Wednesday, February 11, 2009

Bank bailout - risky plan - macroeconomic scanarios

I number of commentators have called for the temporary nationalisation of insolvent banks rather than the current approach. These include those who saw the crisis coming such as Robinini and Soros. The people that said there wasn't a problem (Paulsen, Bernake and now Geithner) now say the problem can be fixed but without radical changes in approach to the ones that have so far failed to address the underlying issues. I believe this approach is to risky to be the one relied upon. Too risky for the for the US and world economy in the medium term.

At the moment the plan is basically to:
- provide government, loans and capital but keep banks in private hands,
- facilitate mergers as more solvent banks buy less solvent ones (often with government of Fed guarantees against losses),
- try and encourage private investors to buy the risky bad assets off banks by limiting the downside by providing government guarantees if things get worse etc.
Basically socialising the losses.

There are a number of other parties that could be bought to the table to assist before the government is required to tip[ in more capital. At the very least pressure needs to be bought on other relevant parties: management, creditors, stockholders and employees to come to the party before funds are provided. This is the usual approach when a company is insolvent and this is what banks do to their customers all the time. They need a stick to do this - usually this stick is bankruptcy. This appears too risky in this situation so the stick needs to be nationalisation.

The financial stress test that decides nationalisation is supposed to be forward looking. If so it would need to take into account:
- housing prices are going to continue to go down in the foreseeable future and then in 1 year all those ARM's reset and there's another 2 years of foreclosures based on that
- companies are going to start going into Chapter 11 as the recession goes for longer
- unemployment is likely to be higher rather than lower

It seems unlikely that many banks would pass such a stress test so presumably the banks will be pressing for a less stressful and transparent stress test that they can pass. Then when things get worse they can say it wasn't our fault the government checked us out we were just unlucky that things got worse, and can we have some more money please.

The big risk of the current approach is that if things continue to get worse despite this plan the government is in a much weaker position to go the nationalization route. You then risk the loss of US dollar safe haven status. This means a drying up of loans for treasuries and either mass insolvency for the banking system or the Fed having to print money. As presumably the Fed would print money we would then have high inflation and high interest rates to go with the high inflation. The impact of high interest rates would drive down already depressed asset prices and weakened corporations etc. It's a whole other reflexive (ie. self reinforcing) cycle) down. Then we do have something like great depression II.
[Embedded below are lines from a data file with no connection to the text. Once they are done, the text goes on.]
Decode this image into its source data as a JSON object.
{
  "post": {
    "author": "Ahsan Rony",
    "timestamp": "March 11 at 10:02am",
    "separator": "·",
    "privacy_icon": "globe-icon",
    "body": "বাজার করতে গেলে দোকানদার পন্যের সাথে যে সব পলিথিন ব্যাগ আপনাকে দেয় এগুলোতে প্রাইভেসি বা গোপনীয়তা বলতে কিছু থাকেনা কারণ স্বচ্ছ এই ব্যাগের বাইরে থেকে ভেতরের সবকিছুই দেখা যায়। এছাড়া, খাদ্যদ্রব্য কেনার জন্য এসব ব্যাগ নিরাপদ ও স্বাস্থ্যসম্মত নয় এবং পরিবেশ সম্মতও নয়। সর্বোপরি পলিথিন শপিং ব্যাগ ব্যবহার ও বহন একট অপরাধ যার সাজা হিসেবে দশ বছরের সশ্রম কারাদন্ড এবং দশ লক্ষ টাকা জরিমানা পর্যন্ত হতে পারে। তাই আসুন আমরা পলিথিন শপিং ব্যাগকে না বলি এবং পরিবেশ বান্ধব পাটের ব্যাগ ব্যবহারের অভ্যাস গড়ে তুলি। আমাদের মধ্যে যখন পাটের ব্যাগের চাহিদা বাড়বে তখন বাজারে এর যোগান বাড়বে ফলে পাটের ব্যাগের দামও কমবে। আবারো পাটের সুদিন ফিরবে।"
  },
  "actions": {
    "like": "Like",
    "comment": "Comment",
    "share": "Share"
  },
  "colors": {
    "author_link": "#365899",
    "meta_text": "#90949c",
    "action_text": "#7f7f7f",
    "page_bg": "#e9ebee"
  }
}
Taking too much risk is what got everyone into this mess. Temporary nationalization of US banks might be less palatable in the short term but it takes much of this big risk away.

Gold prices have rallied strongly on the current Geithner plan suggesting other also see loss of US dollar reserve status is real risk in the medium term. So what are the broad macro economic scenarios going forward.

1. Best case. The plan works well (or they bit the bullet and go down the nationalisation path)along with other stimulus and banking bailout plans worldwide. The world resumes solid growth in 12-18 months. Obviously the banking systems still got some issues and governments have large debts but nothing some gradual inflation and fairly low real interest rates can't fix over 5-10 years. Presumably China and India come out of this stronger than US and Europe and the opportunities are more in developing countries as the US and Europe have to stop leveraging up.

2. Deflation case. After the US come out of negative growth there's Japan 1990's style 8-12 years of slow growth, continued asset price deflation and high unemployment.

3. Inflation case. Scarier option of high inflation, double dip severe recession and loss of confidence in US dollar if the US dollar looses safe haven status and Fed has to print money and so inflates. A lot of turmoil in currency markets as countries unpeg from dollar.

As far as what this means for asset prices.
A. Stock prices
- Best case is OK but probably no turnaround within 6 months so no hurry to be in the market. Worth watching to see which countries markets/sectors look stronger as if there is a new bull market in the next few years its' dynamic will be very different to the last one.
- Deflation case is bad for stock prices.
- Inflation case - gold stocks the obvious pick

B. Commodity prices
- Best case OK for commodity prices particularly if China and India are the stronger economies
- Deflation case - bad for commodity prices
- Inflation case - good for commodity prices

C. Gold
- Best case - bad
- Deflation case - bad
- Inflation case - very good

So no change to my general conclusion that it still makes sense to be short stocks and to have plenty of cash and to watch how things play out. Each scanario leads to radically different conclusions.